Self-powered sensing potential in CO2 adsorption-desorption processes

Abstract

Sensors for detecting the presence, concentration or flow rate of target molecules are widely used in gas detection, environmental monitoring and industrial process control. Given the increasing importance of CO₂ in carbon capture, utilization, storage (CCUS) technologies and various industrial processes, this study explores the micro power generation and sensing potential in CO₂ adsorption-desorption processes. We delve into the micro-mechanisms underlying the temperature response of NaX molecular sieve during these processes.
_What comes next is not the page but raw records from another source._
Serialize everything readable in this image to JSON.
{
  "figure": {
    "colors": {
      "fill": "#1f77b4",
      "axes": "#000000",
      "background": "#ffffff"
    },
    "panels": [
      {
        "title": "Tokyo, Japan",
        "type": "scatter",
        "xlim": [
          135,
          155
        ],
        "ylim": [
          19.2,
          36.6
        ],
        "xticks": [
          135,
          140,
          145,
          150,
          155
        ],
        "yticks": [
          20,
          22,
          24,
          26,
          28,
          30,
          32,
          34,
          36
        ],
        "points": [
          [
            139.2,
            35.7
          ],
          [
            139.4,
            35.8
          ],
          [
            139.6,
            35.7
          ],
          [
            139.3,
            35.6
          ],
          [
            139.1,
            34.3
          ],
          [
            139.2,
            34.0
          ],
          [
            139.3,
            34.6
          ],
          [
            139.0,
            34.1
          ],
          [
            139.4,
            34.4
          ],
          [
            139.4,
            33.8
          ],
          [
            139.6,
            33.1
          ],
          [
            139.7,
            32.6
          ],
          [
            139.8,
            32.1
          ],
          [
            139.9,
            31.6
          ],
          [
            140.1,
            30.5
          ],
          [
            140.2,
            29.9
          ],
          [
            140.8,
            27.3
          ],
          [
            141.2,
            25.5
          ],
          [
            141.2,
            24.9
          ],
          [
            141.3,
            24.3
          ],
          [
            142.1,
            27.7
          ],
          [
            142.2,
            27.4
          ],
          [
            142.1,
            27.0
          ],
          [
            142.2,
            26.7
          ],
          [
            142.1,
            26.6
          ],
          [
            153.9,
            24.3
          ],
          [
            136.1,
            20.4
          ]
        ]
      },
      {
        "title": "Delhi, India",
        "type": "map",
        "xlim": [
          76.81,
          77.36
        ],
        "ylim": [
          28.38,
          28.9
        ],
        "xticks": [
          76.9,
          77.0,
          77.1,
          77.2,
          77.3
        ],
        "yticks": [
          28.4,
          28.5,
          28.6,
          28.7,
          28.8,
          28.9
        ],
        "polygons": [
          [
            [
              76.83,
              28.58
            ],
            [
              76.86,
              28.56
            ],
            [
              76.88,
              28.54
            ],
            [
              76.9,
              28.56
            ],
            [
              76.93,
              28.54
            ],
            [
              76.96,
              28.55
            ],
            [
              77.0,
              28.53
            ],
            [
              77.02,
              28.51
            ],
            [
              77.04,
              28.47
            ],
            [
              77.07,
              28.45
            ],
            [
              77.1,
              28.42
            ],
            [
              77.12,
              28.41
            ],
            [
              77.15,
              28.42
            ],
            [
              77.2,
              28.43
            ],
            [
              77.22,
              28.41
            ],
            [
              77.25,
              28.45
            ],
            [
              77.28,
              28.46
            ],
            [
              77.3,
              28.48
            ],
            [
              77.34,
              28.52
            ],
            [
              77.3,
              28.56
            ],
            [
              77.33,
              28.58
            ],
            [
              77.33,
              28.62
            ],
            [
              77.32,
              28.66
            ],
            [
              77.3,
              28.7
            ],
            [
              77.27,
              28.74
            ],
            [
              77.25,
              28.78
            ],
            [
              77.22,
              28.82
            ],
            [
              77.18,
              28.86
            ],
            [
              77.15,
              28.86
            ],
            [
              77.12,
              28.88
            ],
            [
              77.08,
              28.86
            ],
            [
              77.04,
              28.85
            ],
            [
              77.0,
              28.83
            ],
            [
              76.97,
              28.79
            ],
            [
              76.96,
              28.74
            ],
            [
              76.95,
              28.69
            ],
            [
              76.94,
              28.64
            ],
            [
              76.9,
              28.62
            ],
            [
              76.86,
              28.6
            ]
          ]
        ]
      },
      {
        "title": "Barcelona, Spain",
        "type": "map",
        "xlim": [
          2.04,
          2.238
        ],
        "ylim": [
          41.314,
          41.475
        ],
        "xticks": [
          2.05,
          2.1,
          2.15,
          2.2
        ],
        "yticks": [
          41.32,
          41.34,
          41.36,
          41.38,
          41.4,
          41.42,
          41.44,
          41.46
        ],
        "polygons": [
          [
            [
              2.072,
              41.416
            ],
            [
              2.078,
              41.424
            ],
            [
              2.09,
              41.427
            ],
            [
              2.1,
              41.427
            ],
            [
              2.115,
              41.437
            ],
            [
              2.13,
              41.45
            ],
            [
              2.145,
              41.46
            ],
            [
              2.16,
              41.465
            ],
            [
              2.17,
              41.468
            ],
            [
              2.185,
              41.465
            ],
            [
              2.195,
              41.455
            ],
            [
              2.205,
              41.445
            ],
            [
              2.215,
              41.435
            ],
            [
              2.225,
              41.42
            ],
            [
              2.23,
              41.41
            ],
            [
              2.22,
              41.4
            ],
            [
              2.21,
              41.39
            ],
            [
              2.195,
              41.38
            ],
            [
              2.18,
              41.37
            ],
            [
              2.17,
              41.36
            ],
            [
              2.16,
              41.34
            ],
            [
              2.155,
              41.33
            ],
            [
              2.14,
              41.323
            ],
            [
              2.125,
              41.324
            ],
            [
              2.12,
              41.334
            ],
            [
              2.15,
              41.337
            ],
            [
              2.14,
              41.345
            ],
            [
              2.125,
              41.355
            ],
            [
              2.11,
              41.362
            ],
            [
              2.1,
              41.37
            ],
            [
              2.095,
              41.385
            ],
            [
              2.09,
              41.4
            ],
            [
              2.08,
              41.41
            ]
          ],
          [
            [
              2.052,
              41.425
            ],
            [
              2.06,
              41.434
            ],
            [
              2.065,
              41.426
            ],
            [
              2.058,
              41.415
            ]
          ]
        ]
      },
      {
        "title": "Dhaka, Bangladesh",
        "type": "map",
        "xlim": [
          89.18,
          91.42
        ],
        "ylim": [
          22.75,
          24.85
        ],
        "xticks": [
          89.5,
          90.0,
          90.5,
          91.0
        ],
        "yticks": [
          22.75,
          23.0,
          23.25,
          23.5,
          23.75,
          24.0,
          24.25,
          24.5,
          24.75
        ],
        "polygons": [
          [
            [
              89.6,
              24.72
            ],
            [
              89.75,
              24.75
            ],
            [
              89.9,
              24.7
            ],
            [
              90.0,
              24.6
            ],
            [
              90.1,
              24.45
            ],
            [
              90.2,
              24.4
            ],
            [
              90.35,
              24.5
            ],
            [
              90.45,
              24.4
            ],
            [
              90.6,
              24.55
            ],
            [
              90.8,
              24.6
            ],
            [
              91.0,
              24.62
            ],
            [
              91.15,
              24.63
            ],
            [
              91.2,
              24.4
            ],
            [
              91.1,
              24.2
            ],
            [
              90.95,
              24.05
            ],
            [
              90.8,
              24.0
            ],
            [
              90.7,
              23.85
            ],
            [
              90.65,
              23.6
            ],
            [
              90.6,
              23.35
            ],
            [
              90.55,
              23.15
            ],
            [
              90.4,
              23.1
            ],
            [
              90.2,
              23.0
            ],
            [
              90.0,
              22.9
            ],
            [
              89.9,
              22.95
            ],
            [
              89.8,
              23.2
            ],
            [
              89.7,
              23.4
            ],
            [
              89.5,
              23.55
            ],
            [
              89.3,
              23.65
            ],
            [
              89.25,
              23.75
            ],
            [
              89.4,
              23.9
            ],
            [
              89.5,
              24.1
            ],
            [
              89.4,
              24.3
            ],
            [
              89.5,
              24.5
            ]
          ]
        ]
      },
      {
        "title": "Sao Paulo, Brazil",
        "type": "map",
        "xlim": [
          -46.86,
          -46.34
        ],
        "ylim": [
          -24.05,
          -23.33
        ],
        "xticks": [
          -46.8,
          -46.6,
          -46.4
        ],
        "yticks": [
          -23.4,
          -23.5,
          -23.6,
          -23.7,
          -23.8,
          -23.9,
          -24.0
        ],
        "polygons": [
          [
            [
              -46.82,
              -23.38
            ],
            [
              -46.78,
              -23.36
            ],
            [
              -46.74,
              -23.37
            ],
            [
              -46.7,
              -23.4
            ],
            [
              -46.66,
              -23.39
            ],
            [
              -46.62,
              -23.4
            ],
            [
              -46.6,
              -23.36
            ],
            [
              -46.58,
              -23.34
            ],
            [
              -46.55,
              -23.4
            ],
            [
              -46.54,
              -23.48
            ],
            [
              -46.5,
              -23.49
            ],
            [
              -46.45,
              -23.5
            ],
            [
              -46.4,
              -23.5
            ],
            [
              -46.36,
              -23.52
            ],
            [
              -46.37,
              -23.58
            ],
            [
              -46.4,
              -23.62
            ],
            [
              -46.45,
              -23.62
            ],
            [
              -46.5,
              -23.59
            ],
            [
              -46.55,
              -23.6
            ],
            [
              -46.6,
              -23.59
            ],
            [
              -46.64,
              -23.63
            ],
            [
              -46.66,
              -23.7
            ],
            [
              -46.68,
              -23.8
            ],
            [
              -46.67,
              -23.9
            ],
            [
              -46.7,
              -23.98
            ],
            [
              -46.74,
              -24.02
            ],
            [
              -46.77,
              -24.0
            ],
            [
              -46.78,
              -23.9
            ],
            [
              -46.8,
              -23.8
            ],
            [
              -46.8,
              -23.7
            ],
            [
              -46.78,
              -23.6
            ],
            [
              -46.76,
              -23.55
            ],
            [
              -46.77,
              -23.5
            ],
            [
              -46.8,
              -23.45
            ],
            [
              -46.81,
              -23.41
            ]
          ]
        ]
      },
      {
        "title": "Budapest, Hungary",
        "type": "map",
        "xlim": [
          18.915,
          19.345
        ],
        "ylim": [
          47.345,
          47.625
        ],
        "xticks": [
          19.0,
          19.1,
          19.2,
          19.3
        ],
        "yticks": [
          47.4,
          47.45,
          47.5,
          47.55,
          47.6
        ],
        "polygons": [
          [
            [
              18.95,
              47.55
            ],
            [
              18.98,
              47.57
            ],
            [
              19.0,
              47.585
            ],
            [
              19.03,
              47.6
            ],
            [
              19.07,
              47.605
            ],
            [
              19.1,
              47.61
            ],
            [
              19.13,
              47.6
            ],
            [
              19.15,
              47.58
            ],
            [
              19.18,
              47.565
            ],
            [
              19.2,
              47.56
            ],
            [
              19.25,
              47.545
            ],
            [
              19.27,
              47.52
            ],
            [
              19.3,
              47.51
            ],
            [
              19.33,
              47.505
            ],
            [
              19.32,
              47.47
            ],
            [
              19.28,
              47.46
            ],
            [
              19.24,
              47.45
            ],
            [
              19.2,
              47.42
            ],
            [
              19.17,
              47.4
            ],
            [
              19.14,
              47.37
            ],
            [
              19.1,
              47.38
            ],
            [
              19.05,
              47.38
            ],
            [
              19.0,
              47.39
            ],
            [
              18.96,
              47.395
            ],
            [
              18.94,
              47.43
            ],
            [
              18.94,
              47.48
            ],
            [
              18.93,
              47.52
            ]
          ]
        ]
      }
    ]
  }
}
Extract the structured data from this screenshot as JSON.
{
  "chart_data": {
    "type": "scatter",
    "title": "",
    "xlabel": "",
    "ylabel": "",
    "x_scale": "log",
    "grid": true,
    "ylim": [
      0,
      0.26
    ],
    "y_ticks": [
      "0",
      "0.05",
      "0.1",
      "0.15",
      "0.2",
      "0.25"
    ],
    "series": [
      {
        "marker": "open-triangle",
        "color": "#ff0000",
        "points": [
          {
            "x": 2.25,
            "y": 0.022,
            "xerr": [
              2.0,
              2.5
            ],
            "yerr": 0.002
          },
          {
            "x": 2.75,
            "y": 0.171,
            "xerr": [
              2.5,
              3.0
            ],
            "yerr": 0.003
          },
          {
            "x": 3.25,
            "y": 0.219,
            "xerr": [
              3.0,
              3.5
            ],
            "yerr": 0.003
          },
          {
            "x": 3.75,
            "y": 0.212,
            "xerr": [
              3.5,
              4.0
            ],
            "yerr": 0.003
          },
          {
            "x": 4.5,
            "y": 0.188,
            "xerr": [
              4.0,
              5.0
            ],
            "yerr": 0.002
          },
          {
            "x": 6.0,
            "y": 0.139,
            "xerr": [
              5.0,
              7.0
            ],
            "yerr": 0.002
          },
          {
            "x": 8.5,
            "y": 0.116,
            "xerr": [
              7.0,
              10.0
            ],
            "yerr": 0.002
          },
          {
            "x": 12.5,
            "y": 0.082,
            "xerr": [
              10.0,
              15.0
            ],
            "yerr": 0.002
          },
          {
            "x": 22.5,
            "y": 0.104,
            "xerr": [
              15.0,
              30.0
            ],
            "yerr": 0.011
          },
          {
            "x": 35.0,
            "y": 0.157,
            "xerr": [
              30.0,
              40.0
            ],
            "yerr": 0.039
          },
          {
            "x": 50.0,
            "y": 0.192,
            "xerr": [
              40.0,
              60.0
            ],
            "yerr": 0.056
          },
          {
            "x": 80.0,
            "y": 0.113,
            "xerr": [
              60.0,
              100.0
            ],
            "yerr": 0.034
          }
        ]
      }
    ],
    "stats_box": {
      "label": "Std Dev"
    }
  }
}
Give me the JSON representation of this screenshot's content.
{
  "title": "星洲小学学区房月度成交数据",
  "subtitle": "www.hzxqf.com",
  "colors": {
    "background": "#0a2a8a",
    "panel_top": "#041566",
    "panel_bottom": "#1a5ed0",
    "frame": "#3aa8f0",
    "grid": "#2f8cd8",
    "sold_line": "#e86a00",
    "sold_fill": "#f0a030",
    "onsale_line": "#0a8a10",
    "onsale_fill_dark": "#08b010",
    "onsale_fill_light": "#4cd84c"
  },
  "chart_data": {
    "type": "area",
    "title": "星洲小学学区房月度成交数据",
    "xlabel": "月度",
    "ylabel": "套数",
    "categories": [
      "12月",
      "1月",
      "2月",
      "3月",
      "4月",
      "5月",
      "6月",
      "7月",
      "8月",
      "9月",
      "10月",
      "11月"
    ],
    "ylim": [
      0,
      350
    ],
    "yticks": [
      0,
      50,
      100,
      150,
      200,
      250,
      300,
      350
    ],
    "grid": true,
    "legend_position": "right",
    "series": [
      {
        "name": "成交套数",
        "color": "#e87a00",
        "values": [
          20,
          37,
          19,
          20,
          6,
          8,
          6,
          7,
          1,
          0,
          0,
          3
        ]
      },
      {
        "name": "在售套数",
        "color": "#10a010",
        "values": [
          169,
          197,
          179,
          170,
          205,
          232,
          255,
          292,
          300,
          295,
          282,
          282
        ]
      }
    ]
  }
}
Using Monte Carlo simulations, molecular dynamics simulations and experimental methods, we investigate how the temperature changes during adsorption/desorption processes. Our findings attribute the asymmetric temperature response curve to the molecular sieve's faster adsorption rate of CO₂ compared to its desorption rate under a flashing N₂ flow, leading to a rapid increase in adsorption temperature. Based on the temperature response, we designed a micro power generation device that connects adsorption-induced temperature differentials to measurable electrical signals. The device, based on the temperature difference of up to 84.78 K generated during the adsorption-desorption process, produces a maximum output current of 3.34 mA and a power output of 117.1 μW. This cost-effective, self-powered approach shows great potential for CO₂ sensing and detection of other gases, especially for integration into CCUS and adsorption-desorption-based sensing applications.